I will also say here, that my faith in GOD has never been stronger. When we were first diagnosed, I know that HE was there to help us through that rough patch. HE put many people in our path that had just the right thing to say, or what we needed to hear at that moment. People who we didn't know very well reached out to us and shared their own stories with us. Our church reached out to us. I feel so blessed by all of this. I miss church right now.....might have to go early tomorrow with just Princess J. It is just to difficult right now to go on a regular basis with both kiddos while G is working on Sunday. I'm thankful to know that our church is working to revamp the childcare program to include children with special needs though. This warms my heart and I can't wait till the ball gets rolling with that and I can help!

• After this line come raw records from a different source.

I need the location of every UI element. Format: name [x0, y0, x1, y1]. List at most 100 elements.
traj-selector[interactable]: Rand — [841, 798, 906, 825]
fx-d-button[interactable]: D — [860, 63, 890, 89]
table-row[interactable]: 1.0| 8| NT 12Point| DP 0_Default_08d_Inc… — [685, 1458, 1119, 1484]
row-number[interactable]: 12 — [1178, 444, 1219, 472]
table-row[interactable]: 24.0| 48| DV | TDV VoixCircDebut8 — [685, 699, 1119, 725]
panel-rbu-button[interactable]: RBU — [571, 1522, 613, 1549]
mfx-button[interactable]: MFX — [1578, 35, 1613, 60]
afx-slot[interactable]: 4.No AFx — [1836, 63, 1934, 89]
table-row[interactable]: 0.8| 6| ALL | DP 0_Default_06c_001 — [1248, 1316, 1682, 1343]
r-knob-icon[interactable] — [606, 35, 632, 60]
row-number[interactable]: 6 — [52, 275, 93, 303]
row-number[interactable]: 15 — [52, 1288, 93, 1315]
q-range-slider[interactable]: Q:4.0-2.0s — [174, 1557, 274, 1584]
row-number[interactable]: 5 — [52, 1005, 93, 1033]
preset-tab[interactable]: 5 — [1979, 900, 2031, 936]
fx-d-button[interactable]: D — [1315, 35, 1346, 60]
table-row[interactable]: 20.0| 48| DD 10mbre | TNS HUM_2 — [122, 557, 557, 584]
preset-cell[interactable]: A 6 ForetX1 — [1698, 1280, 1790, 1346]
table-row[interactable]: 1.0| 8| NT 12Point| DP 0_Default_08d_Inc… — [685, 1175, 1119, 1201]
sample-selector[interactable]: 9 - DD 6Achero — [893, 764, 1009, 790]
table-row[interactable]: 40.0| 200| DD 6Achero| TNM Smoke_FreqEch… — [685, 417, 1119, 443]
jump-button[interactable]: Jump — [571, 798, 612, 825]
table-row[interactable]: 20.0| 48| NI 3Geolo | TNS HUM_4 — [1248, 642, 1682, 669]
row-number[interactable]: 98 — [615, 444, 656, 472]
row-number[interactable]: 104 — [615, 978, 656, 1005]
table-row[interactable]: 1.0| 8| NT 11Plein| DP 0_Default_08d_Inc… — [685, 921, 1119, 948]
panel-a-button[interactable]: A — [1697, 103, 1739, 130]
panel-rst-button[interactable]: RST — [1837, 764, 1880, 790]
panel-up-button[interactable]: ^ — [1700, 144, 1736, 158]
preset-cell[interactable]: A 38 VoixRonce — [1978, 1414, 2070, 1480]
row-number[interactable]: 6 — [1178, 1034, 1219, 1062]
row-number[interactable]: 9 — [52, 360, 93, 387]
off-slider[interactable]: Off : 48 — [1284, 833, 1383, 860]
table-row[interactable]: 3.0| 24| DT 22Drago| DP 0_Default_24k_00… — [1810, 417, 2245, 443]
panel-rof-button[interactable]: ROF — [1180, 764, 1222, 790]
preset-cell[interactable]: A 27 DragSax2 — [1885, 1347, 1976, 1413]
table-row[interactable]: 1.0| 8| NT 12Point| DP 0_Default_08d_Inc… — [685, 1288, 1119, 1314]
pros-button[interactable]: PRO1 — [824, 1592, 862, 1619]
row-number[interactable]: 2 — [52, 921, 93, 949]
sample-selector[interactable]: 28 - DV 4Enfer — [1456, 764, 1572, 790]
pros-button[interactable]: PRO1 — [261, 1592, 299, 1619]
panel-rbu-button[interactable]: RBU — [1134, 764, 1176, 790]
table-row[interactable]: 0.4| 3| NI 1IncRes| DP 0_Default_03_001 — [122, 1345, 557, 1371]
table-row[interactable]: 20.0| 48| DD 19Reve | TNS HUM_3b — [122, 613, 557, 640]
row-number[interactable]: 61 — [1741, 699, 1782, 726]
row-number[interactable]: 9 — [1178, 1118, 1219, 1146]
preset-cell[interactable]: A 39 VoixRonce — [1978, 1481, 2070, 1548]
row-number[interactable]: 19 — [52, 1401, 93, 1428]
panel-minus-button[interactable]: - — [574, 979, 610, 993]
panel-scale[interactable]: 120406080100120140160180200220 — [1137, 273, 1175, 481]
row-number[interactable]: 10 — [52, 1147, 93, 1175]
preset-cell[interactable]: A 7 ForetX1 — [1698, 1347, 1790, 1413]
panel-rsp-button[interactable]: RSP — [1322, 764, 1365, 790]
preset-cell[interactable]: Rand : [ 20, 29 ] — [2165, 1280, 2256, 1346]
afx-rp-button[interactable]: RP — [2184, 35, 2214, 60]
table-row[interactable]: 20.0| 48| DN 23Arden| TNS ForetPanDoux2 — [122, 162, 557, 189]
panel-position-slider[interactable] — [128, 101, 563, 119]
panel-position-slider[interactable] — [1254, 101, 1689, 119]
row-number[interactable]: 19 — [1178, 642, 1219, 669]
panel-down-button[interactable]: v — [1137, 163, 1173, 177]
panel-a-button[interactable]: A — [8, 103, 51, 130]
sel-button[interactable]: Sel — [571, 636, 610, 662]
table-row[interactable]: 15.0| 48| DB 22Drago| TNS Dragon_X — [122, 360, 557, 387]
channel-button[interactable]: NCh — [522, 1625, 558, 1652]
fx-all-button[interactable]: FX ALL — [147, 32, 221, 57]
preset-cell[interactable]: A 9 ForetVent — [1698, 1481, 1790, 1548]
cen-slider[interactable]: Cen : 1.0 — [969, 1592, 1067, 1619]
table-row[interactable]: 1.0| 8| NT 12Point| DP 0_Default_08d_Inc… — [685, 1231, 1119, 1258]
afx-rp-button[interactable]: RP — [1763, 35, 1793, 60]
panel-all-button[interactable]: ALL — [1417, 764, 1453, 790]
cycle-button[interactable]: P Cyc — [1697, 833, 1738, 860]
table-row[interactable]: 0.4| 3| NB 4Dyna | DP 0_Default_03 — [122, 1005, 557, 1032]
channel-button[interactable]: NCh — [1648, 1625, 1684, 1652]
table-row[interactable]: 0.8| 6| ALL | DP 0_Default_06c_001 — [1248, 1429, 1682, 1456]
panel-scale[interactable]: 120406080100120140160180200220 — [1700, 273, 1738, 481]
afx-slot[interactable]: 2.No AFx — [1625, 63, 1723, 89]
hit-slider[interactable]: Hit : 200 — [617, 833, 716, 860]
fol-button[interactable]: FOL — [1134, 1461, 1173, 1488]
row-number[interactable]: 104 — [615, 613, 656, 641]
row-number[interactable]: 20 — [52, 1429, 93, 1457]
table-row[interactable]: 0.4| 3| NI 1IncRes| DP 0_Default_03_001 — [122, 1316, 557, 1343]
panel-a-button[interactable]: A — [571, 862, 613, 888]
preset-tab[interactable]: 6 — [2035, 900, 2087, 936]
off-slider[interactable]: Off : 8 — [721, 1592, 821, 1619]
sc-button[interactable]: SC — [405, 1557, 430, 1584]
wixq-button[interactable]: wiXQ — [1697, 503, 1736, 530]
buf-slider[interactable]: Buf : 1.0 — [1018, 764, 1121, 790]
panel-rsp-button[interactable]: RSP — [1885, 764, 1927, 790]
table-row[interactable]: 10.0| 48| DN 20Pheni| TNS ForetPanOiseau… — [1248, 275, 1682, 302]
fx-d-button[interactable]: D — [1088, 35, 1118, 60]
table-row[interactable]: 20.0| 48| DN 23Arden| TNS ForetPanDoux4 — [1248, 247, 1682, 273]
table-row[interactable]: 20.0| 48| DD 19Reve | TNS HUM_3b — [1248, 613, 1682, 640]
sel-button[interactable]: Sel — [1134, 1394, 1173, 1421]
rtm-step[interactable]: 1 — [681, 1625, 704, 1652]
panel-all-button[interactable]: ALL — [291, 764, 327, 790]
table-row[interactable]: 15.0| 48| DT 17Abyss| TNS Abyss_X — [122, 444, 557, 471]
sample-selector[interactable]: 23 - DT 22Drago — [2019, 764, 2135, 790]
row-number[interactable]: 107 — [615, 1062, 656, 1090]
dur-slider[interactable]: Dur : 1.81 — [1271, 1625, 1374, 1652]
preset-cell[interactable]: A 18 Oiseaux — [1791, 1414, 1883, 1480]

Okay, now that you have read this big long post, I should get to the part about raising awareness. Kevin Bacon has founded Six Degrees.Org. Six Degrees, in partnership with the Network for Good and Hanes, Hanes will donate up to $10,000 to the top 10 badges charities! The top 10 badges are determined by the number of unique donations, not by the amount of the donation. A unique donation means getting different people to support your cause. They will be checking all of the donation records for each charity badge at the conclusion of the campaign; duplicate email address and credit card combinations will only be counted once, because they violate the spirit of Six Degrees. So please, no intentional gaming of the system or encouraging others to do so; efforts like this will jeopardize your eligibility. Past recipient charities are not eligible.
I hate asking for things, but I hope you will find it in your heart to donate! I would love to see this raise awareness of Angelman Syndrome as well as to support the Angelman Syndrome Foundation. They support many families with information, education and connections. They are also funding a lot of research! Little J will be participating in some research programs at UC San Diego later this year. I would love to see Little J's badge be one of the top 10!!!!
You can donate directly by using the badge you see on the sidebar of my blog. Just click the button that says "DONATE" All donations are handled and directed by the Network for Good.
Edited to add: Someone from another site sent me a question asking if Princess J was affected by this disorder as well. She is not. She was tested during my pregnancy and is negative for this disorder. The type that Little J has is generally not hereditary so there is not an increased risk of reoccurence. Our risk of having a child with AS was the same as every one else, about 1% risk.